Quoted from http://ict.swisscom.ch/2015/02/pyperformance/
- I/O bound problems can make good use of multi-threading (where the GIL is released during I/O) or asynchronous programming.
- CPU-bound problems can be addressed by better algorithms (nothing beats an algorithm with less computational complexity), using array-based programming (NumPy), using various problem-specific packages written in a compiled language, or using Cython, a mix of C and Python.
- Application-level caches are also helpful, because no computation is always faster than the fastest possible computation.

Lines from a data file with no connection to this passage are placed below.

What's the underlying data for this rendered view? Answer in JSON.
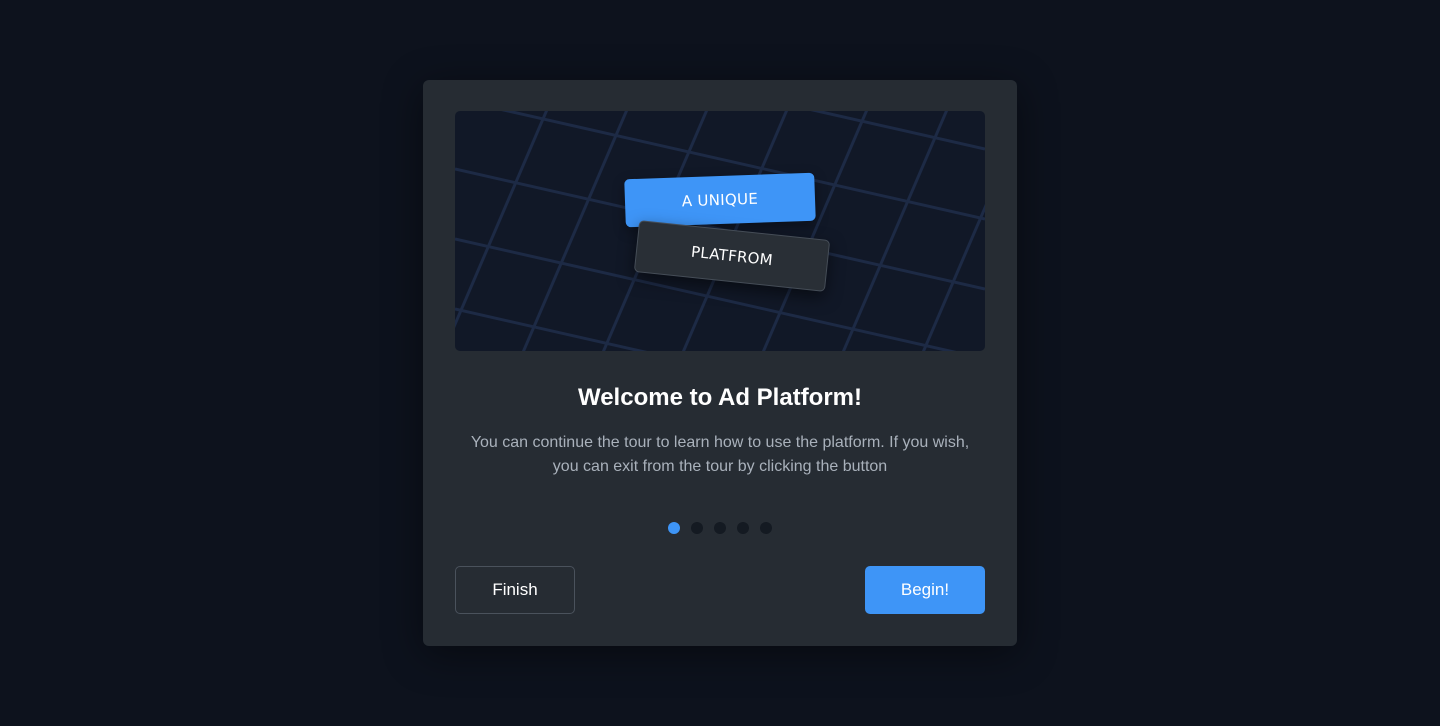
{
  "modal": {
    "hero": {
      "tag_primary": "A UNIQUE",
      "tag_secondary": "PLATFROM"
    },
    "title": "Welcome to Ad Platform!",
    "description": "You can continue the tour to learn how to use the platform. If you wish, you can exit from the tour by clicking the button",
    "pager": {
      "total_steps": 5,
      "current_step": 1
    },
    "buttons": {
      "finish_label": "Finish",
      "begin_label": "Begin!"
    }
  },
  "colors": {
    "background": "#0d121d",
    "modal": "#262c33",
    "accent": "#3e95f7",
    "muted_text": "#a9b1bb"
  }
}
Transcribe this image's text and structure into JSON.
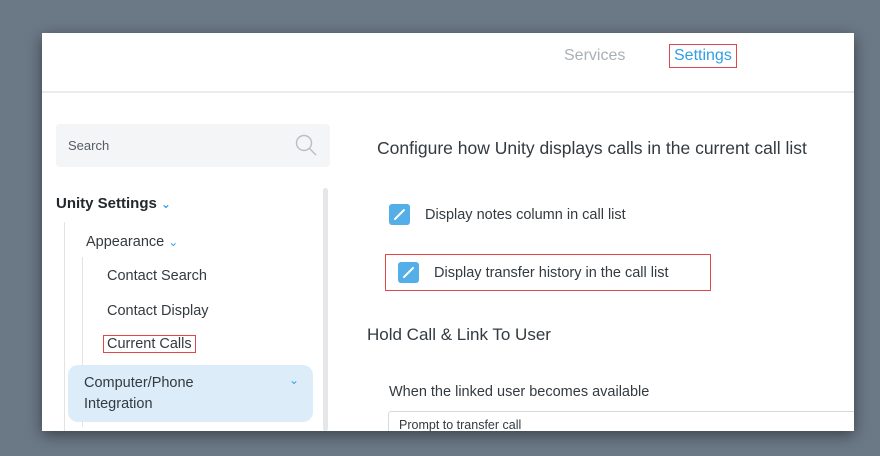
{
  "header": {
    "tabs": [
      {
        "label": "Services"
      },
      {
        "label": "Settings"
      }
    ]
  },
  "sidebar": {
    "search_label": "Search",
    "tree": {
      "unity_settings": "Unity Settings",
      "appearance": "Appearance",
      "contact_search": "Contact Search",
      "contact_display": "Contact Display",
      "current_calls": "Current Calls",
      "computer_phone_integration": "Computer/Phone Integration"
    }
  },
  "main": {
    "heading": "Configure how Unity displays calls in the current call list",
    "options": [
      {
        "label": "Display notes column in call list",
        "checked": true
      },
      {
        "label": "Display transfer history in the call list",
        "checked": true
      }
    ],
    "hold_section_title": "Hold Call & Link To User",
    "linked_user_label": "When the linked user becomes available",
    "linked_user_select_value": "Prompt to transfer call"
  },
  "colors": {
    "accent": "#2f9fe5",
    "checkbox": "#54aee8",
    "highlight_border": "#e0474c",
    "selected_item_bg": "#dcedf9"
  }
}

The GIL constraint is removed when multiple processes are used, each with its own Python interpreter and GIL. This works nicely for problems that don’t require massive interaction between data or even massive amounts of read-only data.
In my own work with Quantax, the Swisscom Market Risk System, which is written in Python, we always face demand for increased speed. Using a lot of NumPy and many levels of application caches, we achieve about 25000 valuations of financial instruments per second on one core of a laptop CPU.
However, the price for this is complexity of cache invalidations, and complicated code to map the problem to NumPy.
We use processes at a relative coarse-grained level, as worker processes to calculate reports. The main issue of processes is the massive amount of common data the financial calculations require, leading to rather large memory consumption per process. However, there is rarely more than one logical process that modifies the objects (by changing transactions or rates).